Petugas PT. JNE melayani pengguna jasa di kantor pusat JNE, Tomang, Jakarta, Senin (21/3).
Direktur Utama JNE Mohamad Feriadi mengatakan, JNE terus melakukan inovasi dan perbaikan. Apalagi saat ini mulai banyak pesaing dalam industri pengiriman. Kendati, dari sisi pertumbuhan, JNE tidak terlalu terganggu. "Kita selalu lakukan pembenahan baik dari sisi teknologi, infrastruktur maupun sumber daya manusia," ujarnya kepada Republika.co.id.
Feriadi mengungkapkan, pertumbuhan industri JNE masih banyak ditopang oleh sektor ritel dibandingkan korporat.
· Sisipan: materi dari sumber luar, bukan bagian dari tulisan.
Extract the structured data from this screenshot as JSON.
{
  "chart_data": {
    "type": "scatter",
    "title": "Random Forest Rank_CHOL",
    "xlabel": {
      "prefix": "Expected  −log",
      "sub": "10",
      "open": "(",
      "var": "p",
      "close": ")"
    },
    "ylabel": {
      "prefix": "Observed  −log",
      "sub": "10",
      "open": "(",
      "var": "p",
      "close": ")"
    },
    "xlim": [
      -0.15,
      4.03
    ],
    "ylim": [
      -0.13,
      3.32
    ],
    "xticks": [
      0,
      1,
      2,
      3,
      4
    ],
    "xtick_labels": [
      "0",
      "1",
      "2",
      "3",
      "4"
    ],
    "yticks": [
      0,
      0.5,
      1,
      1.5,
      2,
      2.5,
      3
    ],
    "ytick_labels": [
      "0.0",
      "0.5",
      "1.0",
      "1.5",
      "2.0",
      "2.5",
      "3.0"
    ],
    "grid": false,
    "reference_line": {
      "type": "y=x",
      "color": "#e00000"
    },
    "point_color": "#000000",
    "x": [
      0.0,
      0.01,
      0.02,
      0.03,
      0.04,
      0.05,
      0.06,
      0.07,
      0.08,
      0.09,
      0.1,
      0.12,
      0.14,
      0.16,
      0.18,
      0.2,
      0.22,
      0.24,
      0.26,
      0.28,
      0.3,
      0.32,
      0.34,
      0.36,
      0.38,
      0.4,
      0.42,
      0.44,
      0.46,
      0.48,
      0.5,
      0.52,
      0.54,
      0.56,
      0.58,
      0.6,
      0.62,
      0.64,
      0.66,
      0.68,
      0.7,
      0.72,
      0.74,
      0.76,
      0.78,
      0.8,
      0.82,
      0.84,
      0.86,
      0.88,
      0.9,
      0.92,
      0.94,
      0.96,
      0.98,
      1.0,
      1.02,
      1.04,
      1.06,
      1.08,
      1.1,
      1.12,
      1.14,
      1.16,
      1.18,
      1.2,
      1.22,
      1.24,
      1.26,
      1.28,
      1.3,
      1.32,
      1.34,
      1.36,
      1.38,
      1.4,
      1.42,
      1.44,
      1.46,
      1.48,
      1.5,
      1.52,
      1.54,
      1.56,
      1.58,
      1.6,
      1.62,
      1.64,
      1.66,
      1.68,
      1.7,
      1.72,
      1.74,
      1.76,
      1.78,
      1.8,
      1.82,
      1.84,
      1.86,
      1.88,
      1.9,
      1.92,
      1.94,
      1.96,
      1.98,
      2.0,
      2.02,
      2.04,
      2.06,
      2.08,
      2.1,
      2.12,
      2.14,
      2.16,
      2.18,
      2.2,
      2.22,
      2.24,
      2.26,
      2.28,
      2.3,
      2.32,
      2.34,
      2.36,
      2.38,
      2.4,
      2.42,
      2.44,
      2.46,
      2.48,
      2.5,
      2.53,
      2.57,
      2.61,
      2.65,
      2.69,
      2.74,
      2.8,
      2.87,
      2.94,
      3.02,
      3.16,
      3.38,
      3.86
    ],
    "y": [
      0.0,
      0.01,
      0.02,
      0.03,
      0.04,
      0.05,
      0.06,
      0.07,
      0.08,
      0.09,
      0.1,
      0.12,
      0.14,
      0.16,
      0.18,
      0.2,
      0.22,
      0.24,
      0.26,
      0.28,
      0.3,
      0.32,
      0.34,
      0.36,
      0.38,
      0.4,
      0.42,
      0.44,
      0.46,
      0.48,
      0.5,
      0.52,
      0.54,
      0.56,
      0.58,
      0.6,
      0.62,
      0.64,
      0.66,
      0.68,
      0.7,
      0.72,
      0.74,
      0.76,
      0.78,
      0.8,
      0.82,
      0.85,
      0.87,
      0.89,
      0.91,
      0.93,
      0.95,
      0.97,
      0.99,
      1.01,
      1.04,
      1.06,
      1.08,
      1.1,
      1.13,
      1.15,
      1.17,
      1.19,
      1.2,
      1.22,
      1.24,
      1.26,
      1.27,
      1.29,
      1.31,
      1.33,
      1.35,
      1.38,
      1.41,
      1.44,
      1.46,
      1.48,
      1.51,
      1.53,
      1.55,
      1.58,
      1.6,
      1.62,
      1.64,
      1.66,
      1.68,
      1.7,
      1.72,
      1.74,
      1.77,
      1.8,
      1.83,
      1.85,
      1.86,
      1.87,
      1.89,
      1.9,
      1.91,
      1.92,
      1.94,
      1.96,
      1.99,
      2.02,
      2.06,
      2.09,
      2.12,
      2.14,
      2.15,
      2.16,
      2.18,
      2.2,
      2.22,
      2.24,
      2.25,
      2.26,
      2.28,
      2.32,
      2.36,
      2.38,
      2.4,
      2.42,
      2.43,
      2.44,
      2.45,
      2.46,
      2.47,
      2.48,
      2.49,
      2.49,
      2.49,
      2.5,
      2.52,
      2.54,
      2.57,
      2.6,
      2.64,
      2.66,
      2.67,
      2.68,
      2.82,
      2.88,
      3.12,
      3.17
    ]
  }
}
Perbandingannya, sekitar 70 berbanding 30 persen. Pihak JNE pun terus berupaya mendorong pertumbuhan korporat dengan menjalin kerja sama dengan perusahaan-perusahaan. "Kita kasih beragam keuntungan dari mulai free picking, serta informasi tracking barang bisa melalui website ataupun melalui aps," jelasnya.
JNE juga bekerja sama dengan marketplace yang saat ini sedang tumbuh pesat. JNE memberikan tawaran menarik ke pelanggan yang menggunakan jasa pengiriman mereka. "Kalau kecepatan pengiriman mainly kita lewat udara, yang kita dorong adalah kecepatan informasi. Sudah sampai mana barang mereka, ini yang kita perbaiki lewat teknologi," tuturnya.
Tahun ini, kata ia, pertumbuhan JNE masih berada di kisaran 30-40 persen. Pihak JNE akan terus menjaga dan meningkatkan pertumbuhan ini lewat beragam inovasi.
Sebelum Republika.co.id pamit, Faridah sempat memperlihatkan tagihan JNE yang tersimpan dengan baik dalam amplop cokelat. Tagihan itu berisi secara detil tentang transaksi pengiriman. Biaya pengiriman dibayarkan per bulan lewat sistem yang disudah disediakan. Ia tinggal log in dan semua bisa selesai dalam sekejap. "Sistemnya mudah kita punya akun loginnya, seperti virtual account," jelasnya.
Karena beragam keuntungan dan kemudahan itu, ia pun belum berencana untuk mengganti dengan jasa pengiriman lain. Hanya saja ia memiliki harapan khusus buat JNE. "Saya sih harapannya cashback lebih diperbesar," katanya sambil tertawa lebar.